Python 3.13 New Features — Deep Dive

Free-threaded CPython's locking architecture, copy-and-patch JIT internals, the new REPL implementation, and what extension authors need to know.

Technical overview

Python 3.13 (October 2024) shipped two experimental features with deep architectural implications: free threading (PEP 703) and a copy-and-patch JIT compiler (PEP 744). Both are disabled by default, but they represent the most fundamental changes to CPython’s execution model since the GIL was introduced in 1992.

Free-threaded CPython — architecture

The problem with removing the GIL

The GIL protected CPython from data races on:

Reference counts — every object has ob_refcnt, incremented and decremented constantly
Container internals — dicts, lists, and sets are not thread-safe data structures
Memory allocation — pymalloc is not thread-safe
Global state — interpreter state, module registries, import machinery

Simply removing the GIL without replacing these protections would cause crashes and data corruption.

Biased reference counting

The most critical change. Each object has a thread-local reference count and a shared reference count:

// Simplified structure
struct _object {
    Py_ssize_t ob_tid;         // Owning thread ID
    uint16_t ob_flags;
    uint32_t ob_ref_local;     // Thread-local refcount (uncontended)
    Py_ssize_t ob_ref_shared;  // Shared refcount (atomic operations)
};

The owning thread updates ob_ref_local without atomics — fast path
Other threads update ob_ref_shared with atomic operations — slow path
When ob_ref_local drops to zero, the shared count is checked atomically
Object deallocation happens when both counts reach zero

This is “biased” because most reference count operations happen on the owning thread, keeping the fast path truly fast.

Per-object locking

Critical section locks protect container mutations:

// Internal API for container operations
Py_BEGIN_CRITICAL_SECTION(dict);
// ... mutate dict internals ...
Py_END_CRITICAL_SECTION();

These are lightweight mutexes that:

Use the object header (no separate allocation)
Support deadlock detection (critical sections are ordered)
Fall back to stop-the-world collection for complex cases

Immortal objects

Common objects (None, True, False, small integers, interned strings) are marked immortal — their reference count never changes:

// Immortal objects have a special refcount value
#define _Py_IMMORTAL_REFCNT ((Py_ssize_t)(UINT32_MAX >> 1))
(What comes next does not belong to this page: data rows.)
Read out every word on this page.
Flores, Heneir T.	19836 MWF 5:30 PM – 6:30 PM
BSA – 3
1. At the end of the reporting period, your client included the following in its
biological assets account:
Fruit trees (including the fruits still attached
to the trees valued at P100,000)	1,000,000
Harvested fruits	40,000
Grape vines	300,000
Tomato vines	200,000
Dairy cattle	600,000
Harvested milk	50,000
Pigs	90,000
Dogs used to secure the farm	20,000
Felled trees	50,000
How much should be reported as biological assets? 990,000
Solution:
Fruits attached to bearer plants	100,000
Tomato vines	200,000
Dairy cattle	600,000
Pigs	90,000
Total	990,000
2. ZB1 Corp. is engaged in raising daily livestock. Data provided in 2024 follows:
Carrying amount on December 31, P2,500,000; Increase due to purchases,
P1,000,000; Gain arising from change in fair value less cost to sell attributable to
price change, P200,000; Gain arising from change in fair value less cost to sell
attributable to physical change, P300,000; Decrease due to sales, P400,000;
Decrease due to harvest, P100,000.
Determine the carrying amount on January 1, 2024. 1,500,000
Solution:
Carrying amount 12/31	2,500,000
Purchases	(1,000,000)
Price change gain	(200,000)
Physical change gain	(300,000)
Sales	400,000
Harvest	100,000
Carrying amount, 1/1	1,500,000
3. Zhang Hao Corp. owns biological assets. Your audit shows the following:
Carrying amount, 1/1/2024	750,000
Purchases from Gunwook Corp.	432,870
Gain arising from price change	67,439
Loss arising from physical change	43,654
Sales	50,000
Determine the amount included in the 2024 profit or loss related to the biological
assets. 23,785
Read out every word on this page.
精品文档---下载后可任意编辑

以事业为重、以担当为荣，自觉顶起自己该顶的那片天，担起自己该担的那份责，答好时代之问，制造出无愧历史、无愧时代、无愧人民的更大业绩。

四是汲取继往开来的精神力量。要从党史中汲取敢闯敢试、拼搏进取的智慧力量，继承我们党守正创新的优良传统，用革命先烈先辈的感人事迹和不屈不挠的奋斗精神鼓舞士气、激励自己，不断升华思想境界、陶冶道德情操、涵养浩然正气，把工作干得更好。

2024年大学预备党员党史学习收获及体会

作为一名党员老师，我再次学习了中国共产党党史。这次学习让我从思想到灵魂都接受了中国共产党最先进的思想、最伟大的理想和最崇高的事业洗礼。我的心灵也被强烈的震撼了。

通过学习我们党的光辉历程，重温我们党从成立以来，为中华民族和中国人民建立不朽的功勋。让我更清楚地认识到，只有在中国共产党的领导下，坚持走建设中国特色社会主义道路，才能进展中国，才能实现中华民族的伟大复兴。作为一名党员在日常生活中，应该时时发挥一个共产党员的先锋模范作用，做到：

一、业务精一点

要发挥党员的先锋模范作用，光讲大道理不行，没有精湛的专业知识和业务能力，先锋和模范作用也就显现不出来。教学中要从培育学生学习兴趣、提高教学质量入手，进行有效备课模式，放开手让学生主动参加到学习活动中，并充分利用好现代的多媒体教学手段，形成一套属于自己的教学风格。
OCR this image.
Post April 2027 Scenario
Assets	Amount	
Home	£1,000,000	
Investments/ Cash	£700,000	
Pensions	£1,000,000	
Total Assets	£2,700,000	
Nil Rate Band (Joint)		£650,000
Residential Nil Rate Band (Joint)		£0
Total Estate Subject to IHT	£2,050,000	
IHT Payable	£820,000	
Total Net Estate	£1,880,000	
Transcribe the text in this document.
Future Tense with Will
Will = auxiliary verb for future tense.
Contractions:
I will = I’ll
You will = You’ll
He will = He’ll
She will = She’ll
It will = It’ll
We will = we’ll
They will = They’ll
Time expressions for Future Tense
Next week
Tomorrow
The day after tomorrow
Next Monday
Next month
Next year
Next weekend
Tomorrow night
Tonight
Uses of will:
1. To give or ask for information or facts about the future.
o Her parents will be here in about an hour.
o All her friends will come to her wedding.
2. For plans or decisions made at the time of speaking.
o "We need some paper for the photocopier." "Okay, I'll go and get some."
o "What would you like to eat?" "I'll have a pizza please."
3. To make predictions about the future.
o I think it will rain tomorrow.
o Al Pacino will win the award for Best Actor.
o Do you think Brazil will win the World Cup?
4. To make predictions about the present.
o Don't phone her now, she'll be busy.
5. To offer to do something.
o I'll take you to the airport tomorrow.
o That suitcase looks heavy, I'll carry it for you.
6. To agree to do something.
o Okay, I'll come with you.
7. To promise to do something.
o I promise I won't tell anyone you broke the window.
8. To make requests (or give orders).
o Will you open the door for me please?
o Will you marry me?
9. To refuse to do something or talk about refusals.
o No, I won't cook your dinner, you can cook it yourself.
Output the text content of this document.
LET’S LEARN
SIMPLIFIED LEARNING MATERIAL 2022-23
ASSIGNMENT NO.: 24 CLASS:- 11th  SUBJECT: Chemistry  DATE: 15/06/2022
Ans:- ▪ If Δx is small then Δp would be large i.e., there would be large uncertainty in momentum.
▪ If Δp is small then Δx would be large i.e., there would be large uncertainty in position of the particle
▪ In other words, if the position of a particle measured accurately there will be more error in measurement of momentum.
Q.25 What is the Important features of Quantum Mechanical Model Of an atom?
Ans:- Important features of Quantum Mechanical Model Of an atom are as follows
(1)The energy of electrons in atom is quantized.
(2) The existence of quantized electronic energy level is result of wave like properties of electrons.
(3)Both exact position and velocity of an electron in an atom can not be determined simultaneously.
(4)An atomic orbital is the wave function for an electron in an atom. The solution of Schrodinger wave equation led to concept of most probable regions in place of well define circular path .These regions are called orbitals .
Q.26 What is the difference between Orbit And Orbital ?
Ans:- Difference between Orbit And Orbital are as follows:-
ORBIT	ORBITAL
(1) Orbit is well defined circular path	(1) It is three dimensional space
This eliminates contention on the most frequently shared objects.

Deferred reference counting

Some objects (module globals, type objects) use deferred reference counting — their refcount decrements are batched and processed during GC pauses rather than inline. This reduces atomic operations for long-lived objects.

Performance characteristics

Workload	GIL build	Free-threaded (1 thread)	Free-threaded (4 threads)
pyperformance avg	1.00×	0.92×	N/A (single-threaded)
CPU-bound parallel	1.00×	0.90×	3.2×
I/O-bound parallel	1.00×	0.95×	~1.0× (I/O bound)

Single-threaded code is 5-10% slower due to locking overhead. Multi-threaded CPU-bound work scales near-linearly with cores.

Copy-and-patch JIT compiler

Architecture

The JIT uses a technique called “copy and patch” from Haas et al. (2021):

Stencil generation (build time): Each bytecode instruction is compiled to native machine code by Clang/LLVM, producing a “stencil” — a template with holes for operands
Patching (runtime): When a hot trace is detected, stencils are copied into a buffer and holes are filled with concrete values (object pointers, offsets)
Execution: The patched buffer is marked executable and called directly

Build time:                        Runtime:
┌─────────┐     ┌──────────┐      ┌──────────────────┐
│ C code  │ ──→ │ Stencils │ ──→  │ Copy + Patch     │
│ per     │     │ (.h data)│      │ concrete values  │
│ opcode  │     └──────────┘      └────────┬─────────┘
└─────────┘                                │
                                    ┌──────▼──────┐
                                    │ Executable  │
                                    │ native code │
                                    └─────────────┘

Why “copy and patch” instead of a traditional JIT?

Simpler: No IR, no register allocator, no instruction scheduler at runtime
Faster compilation: Copying and patching takes microseconds vs. milliseconds for LLVM-based JITs
Correct by construction: Each stencil is verified by Clang at build time
Maintainable: CPython developers write C, not assembly

Current limitations

Only traces of Tier 2 (optimised) bytecodes are JIT-compiled
No inlining across function boundaries (planned for 3.14)
No loop unrolling or constant folding beyond what the Tier 2 optimiser provides
Platform support: x86-64, AArch64 (ARM64)

Enabling and measuring

# Enable JIT
PYTHON_JIT=1 python3.13 script.py

# Check if JIT is available
python3.13 -c "import sys; print(sys._jit)"

# Disable for comparison
PYTHON_JIT=0 python3.13 script.py

New REPL implementation

`_pyrepl` internals

The new REPL is based on PyPy’s pyrepl, adapted for CPython:

Input → _pyrepl.reader → _pyrepl.commands → _pyrepl.console
                            │
                            ▼
                    _pyrepl.completing (tab completion)
                    _pyrepl.historical (history management)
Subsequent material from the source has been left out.